Em uma noite dessas, fui convidado a tocar em um bar de blues, por alguém que gostou do que leu em meus textos. A noite estava agradável, o piano era incrível, e a dona do bar permitiu que eu levasse Annie, para que ficasse na biblioteca de sua sala de estar. Apesar de ser criança, Annie gosta de uma boa leitura. Evidentemente, a senhora que me convidou não sabia da verdade. Apenas disse a ela que era uma sobrinha que passava o fim de semana comigo. Era sábado a noite.

Após tocar um ótimo repertório, tomar umas doses de Whisky, e fumar quatro cigarros, dei uma pausa. Um homem aparentemente de minha idade, que sentava próximo ao lugar em que eu estava tocando, acenou, pedindo para que me sentasse com ele.  Atendi ao pedido. O rosto me era familiar, e algo muito bom me esperava por ali.

Quando sentei-me à mesa, deu um sorriso e falou:
- O tempo só fez bem para você, Gabriel. Estou acabado, e hoje tenho mais certeza disso. Lembra de mim? Sou Benjamin!

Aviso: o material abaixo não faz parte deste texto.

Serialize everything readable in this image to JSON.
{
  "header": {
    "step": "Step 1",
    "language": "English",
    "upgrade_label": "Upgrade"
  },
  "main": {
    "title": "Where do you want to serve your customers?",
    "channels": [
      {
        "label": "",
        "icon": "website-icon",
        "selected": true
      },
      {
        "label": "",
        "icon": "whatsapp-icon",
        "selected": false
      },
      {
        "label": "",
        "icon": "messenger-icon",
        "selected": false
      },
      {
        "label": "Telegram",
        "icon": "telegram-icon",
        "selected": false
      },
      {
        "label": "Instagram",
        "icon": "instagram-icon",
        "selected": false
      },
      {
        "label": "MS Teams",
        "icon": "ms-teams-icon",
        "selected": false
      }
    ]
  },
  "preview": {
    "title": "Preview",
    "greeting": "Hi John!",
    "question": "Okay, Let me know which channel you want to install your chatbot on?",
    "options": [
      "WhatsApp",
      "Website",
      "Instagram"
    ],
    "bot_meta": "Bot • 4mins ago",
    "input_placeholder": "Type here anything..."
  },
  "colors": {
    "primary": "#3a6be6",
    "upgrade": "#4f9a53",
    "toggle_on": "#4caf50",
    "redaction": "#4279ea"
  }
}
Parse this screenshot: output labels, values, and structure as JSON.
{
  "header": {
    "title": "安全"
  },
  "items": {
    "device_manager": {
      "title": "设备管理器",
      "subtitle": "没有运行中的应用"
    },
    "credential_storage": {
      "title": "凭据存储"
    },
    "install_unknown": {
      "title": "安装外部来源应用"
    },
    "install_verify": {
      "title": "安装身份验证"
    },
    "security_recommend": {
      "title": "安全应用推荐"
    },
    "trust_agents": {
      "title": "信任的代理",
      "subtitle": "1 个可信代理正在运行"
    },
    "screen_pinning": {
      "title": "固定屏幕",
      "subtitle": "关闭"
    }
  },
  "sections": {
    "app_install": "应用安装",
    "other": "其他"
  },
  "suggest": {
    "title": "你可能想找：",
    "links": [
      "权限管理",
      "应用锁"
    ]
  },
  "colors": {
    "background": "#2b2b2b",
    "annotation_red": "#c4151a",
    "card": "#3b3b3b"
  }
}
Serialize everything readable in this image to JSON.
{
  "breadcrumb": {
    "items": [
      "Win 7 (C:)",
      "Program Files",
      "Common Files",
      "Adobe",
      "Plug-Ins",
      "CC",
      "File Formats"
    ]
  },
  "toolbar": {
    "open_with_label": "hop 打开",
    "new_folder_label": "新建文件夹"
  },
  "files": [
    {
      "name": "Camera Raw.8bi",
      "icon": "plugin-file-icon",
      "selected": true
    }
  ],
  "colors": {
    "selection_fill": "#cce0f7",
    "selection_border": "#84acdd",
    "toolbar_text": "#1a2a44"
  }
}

Não poderia ter surpresa melhor. Fomos grandes amigos em nossa infância, mas seus pais se mudaram para outro país. Ele era adotado, e seus pais tinham idade para ser seus avós. Quando Benjamin completou 12 anos, se mudaram para a Alemanha, onde eles haviam passado sua infância. Decidiram isto, a fim de dar melhor qualidade de vida ao garoto.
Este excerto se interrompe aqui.